Au final, le seul engagement tenu par le chef de l'État, c'est de priver le peuple de son droit souverain de consentir ou non aux nouvelles institutions européennes qu'il lui propose. Le 29 mai 2005, le peuple français s'est prononcé ; lui seul peut légitimement réexaminer sa position. C'est pour nous la question fondamentale qui est aujourd'hui posée à l'ensemble des responsables politiques, quelle que soit, par ailleurs, l'appréciation qu'ils peuvent porter sur le contenu de ce nouveau traité. Les parlementaires ne doivent pas prêter la main à une confiscation de la souveraineté populaire. Ils en sont les dépositaires, non les propriétaires, et n'ont pas vocation, à leurs corps défendant, à devenir les complices d'un rapt démocratique.
Membres du Parti socialiste, nous sommes inquiets de la tournure que prend en son sein le débat sur le traité corrigé. On reproche suffisamment - et souvent à tort - au PS de ne pas avoir de position claire sur nombre de sujets pour mettre au panier celle consistant à exiger que tout nouveau traité européen fasse l'objet d'un référendum. N'abandonnons pas cette exigence précise et commune au projet socialiste autant qu'au programme présidentiel de Ségolène Royal.
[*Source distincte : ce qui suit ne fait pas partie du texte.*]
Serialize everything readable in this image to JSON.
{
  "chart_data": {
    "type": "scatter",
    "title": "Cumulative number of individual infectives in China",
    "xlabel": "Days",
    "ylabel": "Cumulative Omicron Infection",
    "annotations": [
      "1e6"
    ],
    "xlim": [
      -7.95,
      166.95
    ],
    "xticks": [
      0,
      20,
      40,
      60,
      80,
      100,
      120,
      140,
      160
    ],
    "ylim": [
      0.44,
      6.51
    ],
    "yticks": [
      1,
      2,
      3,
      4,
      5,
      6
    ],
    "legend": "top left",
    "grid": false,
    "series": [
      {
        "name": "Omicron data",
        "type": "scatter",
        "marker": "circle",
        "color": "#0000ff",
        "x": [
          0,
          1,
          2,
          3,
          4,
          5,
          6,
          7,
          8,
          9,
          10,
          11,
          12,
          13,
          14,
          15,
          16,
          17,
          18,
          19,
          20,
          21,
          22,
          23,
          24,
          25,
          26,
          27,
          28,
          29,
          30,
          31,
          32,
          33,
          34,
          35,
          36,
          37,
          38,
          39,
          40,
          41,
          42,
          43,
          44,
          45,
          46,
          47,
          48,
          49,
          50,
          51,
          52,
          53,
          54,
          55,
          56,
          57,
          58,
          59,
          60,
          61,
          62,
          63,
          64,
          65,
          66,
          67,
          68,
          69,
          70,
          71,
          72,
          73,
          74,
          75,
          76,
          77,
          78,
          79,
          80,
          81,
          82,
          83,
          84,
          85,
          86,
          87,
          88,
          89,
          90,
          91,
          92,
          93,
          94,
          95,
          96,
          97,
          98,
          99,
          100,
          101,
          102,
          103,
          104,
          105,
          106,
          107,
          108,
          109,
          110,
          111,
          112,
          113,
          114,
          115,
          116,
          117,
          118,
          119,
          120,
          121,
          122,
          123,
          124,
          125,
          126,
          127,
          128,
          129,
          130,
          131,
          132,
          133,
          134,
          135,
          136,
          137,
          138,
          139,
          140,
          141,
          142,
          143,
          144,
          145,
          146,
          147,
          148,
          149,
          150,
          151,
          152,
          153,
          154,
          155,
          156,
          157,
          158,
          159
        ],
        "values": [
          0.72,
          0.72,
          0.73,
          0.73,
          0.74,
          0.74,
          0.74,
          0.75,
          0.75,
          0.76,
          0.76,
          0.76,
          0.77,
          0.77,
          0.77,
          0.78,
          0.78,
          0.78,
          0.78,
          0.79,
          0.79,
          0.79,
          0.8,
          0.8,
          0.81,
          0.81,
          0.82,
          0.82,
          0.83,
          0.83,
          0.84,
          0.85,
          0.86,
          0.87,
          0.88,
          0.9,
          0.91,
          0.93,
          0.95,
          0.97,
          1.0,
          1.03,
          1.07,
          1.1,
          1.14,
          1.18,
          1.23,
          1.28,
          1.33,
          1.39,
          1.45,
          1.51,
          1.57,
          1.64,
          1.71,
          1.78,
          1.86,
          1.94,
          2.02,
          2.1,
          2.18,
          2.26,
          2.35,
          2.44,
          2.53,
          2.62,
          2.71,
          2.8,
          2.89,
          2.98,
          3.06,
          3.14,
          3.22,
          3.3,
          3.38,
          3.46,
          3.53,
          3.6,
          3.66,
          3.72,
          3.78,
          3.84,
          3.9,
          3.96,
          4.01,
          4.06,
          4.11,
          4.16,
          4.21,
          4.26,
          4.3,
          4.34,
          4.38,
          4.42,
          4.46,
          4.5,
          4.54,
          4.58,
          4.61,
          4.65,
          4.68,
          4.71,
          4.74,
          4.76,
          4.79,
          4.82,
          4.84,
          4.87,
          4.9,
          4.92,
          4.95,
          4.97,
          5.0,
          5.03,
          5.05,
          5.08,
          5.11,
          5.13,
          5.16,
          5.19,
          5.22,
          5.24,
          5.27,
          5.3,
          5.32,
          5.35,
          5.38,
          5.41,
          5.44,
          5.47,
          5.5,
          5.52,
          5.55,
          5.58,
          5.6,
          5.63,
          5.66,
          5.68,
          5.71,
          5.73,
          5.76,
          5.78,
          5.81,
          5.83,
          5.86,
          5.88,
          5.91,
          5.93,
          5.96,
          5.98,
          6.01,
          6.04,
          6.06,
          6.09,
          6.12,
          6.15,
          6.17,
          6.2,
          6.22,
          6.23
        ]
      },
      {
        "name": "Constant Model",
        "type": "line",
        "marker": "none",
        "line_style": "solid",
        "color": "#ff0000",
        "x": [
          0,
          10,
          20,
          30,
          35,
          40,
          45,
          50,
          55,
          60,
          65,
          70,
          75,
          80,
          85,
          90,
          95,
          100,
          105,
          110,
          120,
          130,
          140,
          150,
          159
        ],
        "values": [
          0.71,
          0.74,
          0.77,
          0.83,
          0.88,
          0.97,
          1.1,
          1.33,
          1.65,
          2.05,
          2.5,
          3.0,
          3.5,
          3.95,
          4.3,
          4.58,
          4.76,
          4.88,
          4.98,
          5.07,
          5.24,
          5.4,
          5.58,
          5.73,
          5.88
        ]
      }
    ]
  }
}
Les électeurs de gauche - et pas seulement eux - ne l'accepteraient pas, à juste titre : les socialistes et les républicains se sont toujours abîmés quand ils ont transigé sur les principes démocratiques. Il serait paradoxal, au passage, que les plus vibrionnants partisans de la démocratie participative se convertissent au déni de souveraineté populaire par la magie d'un coup de baguette élyséen. Nous ne pouvons l'imaginer et nous avons bon espoir que la raison finissant par l'emporter, les députés et sénateurs socialistes prennent la seule décision qui s'impose : le boycott, autrement dit la non-participation à ce qui serait une parodie de ratification./.